>>801
Gemini

​① 航空宇宙・防衛産業
​構造: 航空機(ボーイングやエアバス)の機体や、自衛隊が導入する防衛装備品(F-35戦闘機など)は、ほぼドル建てでの購入です。また、日本国内でライセンス生産や部品製造を行う場合でも、基幹部品(エンジンやアビオニクス)は海外からの輸入に依存します。
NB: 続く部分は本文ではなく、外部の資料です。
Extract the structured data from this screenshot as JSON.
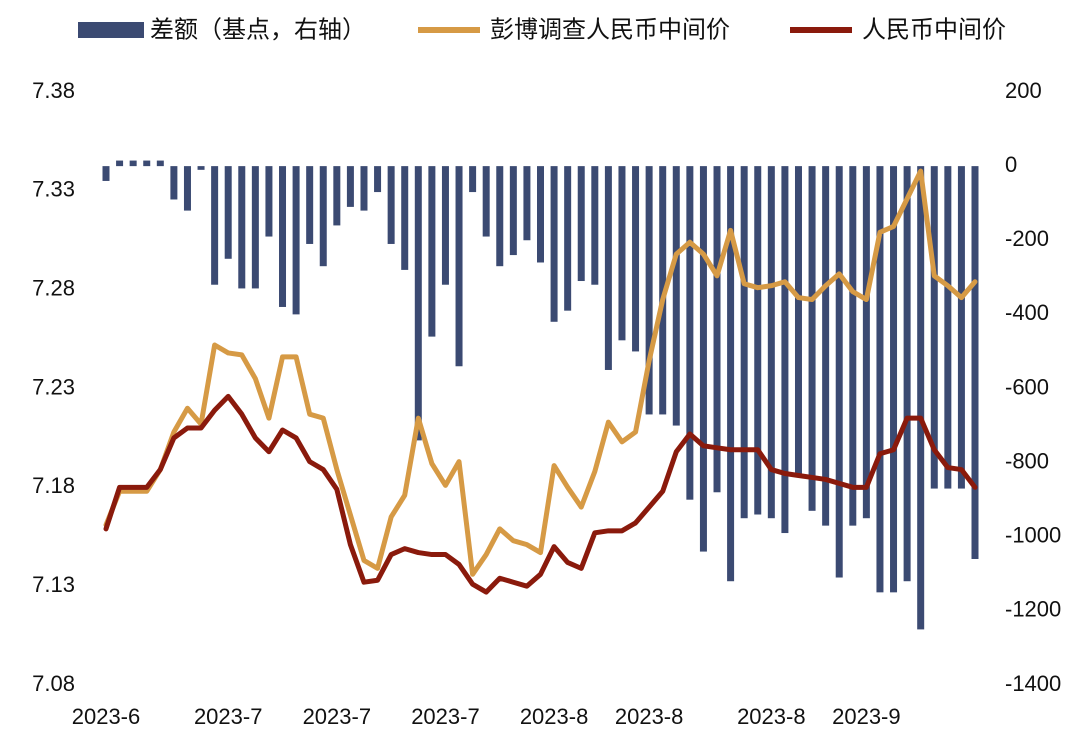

​影響: 極端な円安は防衛予算や航空会社の機材更新コストを圧迫し、国内生産の比率を上げようにも「コア技術の輸入価格」が高騰するため、国内回帰の恩恵を受けにくくなります。
​② 高度医療機器・医薬品(バイオ医薬品)
​構造: MRIやCTスキャンなどの大型高度医療機器、あるいはがん治療薬などのバイオ医薬品の原材料(原薬)や製造用シングルユース製品は、欧米のメガファーマや医療機器大手が市場を独占しています。
​影響: 国内での新薬開発や医療現場への導入において、外貨建てのライセンス料や原材料費のコストウェイトが高すぎるため、円安は医療財政や国内製薬会社の開発体力を奪うデメリットとして働きます。
​③ 再生可能エネルギー(大型洋上風力・次世代太陽電池)
​構造: 大型洋上風力発電の風車(タービン)や主要コンポーネントは、欧州(シーメンス・ガメサやヴェスタス)や中国のメーカーが圧倒的なシェアを持っています。
​影響: 日本の臨海部に風力発電所を建設して「国産のグリーン電力を供給する」という国内投資を行おうとしても、円安によって設備調達コストが膨らみ、最終的な電気料金(エネルギーコスト)を押し上げる結果になります。